The U.S. Federal Reserve controls the money supply in the United States, and while it doesn't actually print currency bills itself, it does determine how many bills are printed by the Treasury Department each year.

Key Takeaways

  • The U.S. Federal Reserve controls the supply of money in the U.S., and when it expands that supply it is often described as "printing money."
  • The job of actually printing currency bills belongs to the Treasury Department's Bureau of Engraving and Printing, but the Fed determines exactly how many new bills are printed each year.
  • When it is said that the Fed is "printing money," the reference is really to the central bank increasing the money supply in the system, such as through quantitative easing (QE), an asset-purchase program.

The Fed and "Printing Money"

People in the media often talk about the Fed "printing money," especially in the wake of the Great Recession. What they usually mean is the Fed is increasing the supply of money, most controversially through an asset-purchase program described as quantitative easing (QE).

Under this program, the Fed purchased several trillion dollars worth of financial securities, mostly U.S. government bonds, from financial institutions, with the goal of pumping more money into the economy.

Printing Currency

The job of actually printing the money that people withdraw from ATMs and banks belongs to the Treasury Department's Bureau of Engraving and Printing (BEP), which designs and manufactures all paper money in the U.S. (The U.S. Mint produces all coins.)

However, the amount of currency printed by the BEP each year is determined by the Fed, which then submits an order to the BEP. The Fed then distributes that currency via armored carrier to its 28 cash offices, which then further distributes it to 8,400 banks, savings and loans and credit unions across the country. For the 2020 fiscal year, the Fed's Board of Governors ordered 5.2 billion Federal Reserve notes—the official name of U.S. currency bills—from the BEP, valued at $146.4 billion.

How the Fed Creates Money With QE

The Fed can indeed create money "out of thin air." To be more precise, it does so with keystrokes on a computer.

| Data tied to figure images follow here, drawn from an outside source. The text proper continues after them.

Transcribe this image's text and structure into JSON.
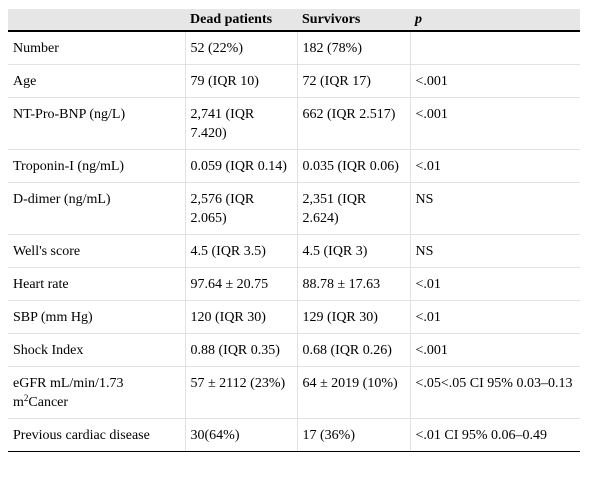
{
  "table": {
    "headers": [
      "",
      "Dead patients",
      "Survivors",
      "p"
    ],
    "rows": [
      {
        "label": "Number",
        "dead": "52 (22%)",
        "surv": "182 (78%)",
        "p": ""
      },
      {
        "label": "Age",
        "dead": "79 (IQR 10)",
        "surv": "72 (IQR 17)",
        "p": "<.001"
      },
      {
        "label": "NT-Pro-BNP (ng/L)",
        "dead": "2,741 (IQR 7.420)",
        "surv": "662 (IQR 2.517)",
        "p": "<.001"
      },
      {
        "label": "Troponin-I (ng/mL)",
        "dead": "0.059 (IQR 0.14)",
        "surv": "0.035 (IQR 0.06)",
        "p": "<.01"
      },
      {
        "label": "D-dimer (ng/mL)",
        "dead": "2,576 (IQR 2.065)",
        "surv": "2,351 (IQR 2.624)",
        "p": "NS"
      },
      {
        "label": "Well's score",
        "dead": "4.5 (IQR 3.5)",
        "surv": "4.5 (IQR 3)",
        "p": "NS"
      },
      {
        "label": "Heart rate",
        "dead": "97.64 ± 20.75",
        "surv": "88.78 ± 17.63",
        "p": "<.01"
      },
      {
        "label": "SBP (mm Hg)",
        "dead": "120 (IQR 30)",
        "surv": "129 (IQR 30)",
        "p": "<.01"
      },
      {
        "label": "Shock Index",
        "dead": "0.88 (IQR 0.35)",
        "surv": "0.68 (IQR 0.26)",
        "p": "<.001"
      },
      {
        "label_pre": "eGFR mL/min/1.73 m",
        "label_sup": "2",
        "label_post": "Cancer",
        "dead": "57 ± 2112 (23%)",
        "surv": "64 ± 2019 (10%)",
        "p": "<.05<.05 CI 95% 0.03–0.13"
      },
      {
        "label": "Previous cardiac disease",
        "dead": "30(64%)",
        "surv": "17 (36%)",
        "p": "<.01 CI 95% 0.06–0.49"
      }
    ]
  }
}
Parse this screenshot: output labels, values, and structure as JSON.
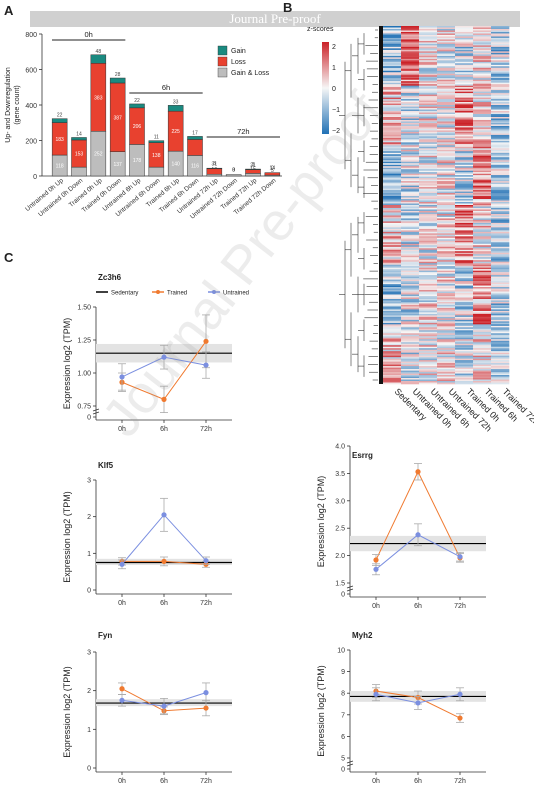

This was illustrated with its QE program, also known as open market operations. That's when the Fed buys an asset from a financial institution and pays for it with money it simply creates.

Steve Meyer, a senior advisor to the Fed's Board of Governors, explains how this is done. “You may wonder how the Fed pays for the bonds and other securities it buys," he says. "The Fed does not pay with paper money. Instead, the Fed pays the seller’s bank using newly created electronic funds and the bank adds those funds to the seller’s account.”

Criticism of Fed Money Printing

Some critics of QE argued it would lead to hyperinflation, while its defenders said it was a necessary response to extraordinary economic and financial conditions and an absence of an aggressively expansionary fiscal policy. The moderate inflation and relatively strong economic recovery in the years that followed the Great Recession were seen by many as vindicating the Fed's approach.

$6.13 trillion

The size of the Fed's current balance sheet, a record, as of April 2020. The Fed has made steady use of its buying power in recent weeks to help keep markets functioning and the U.S. economy stable amid the COVID-19 outbreak.

Fed Cranks Up QE Again

As the U.S. economy ground to a standstill because of the COVID-19 outbreak, the Fed again began aggressive open market operations, quickly pushing its balance sheet to a record level, above $6.13 trillion, as of April 12, 2020.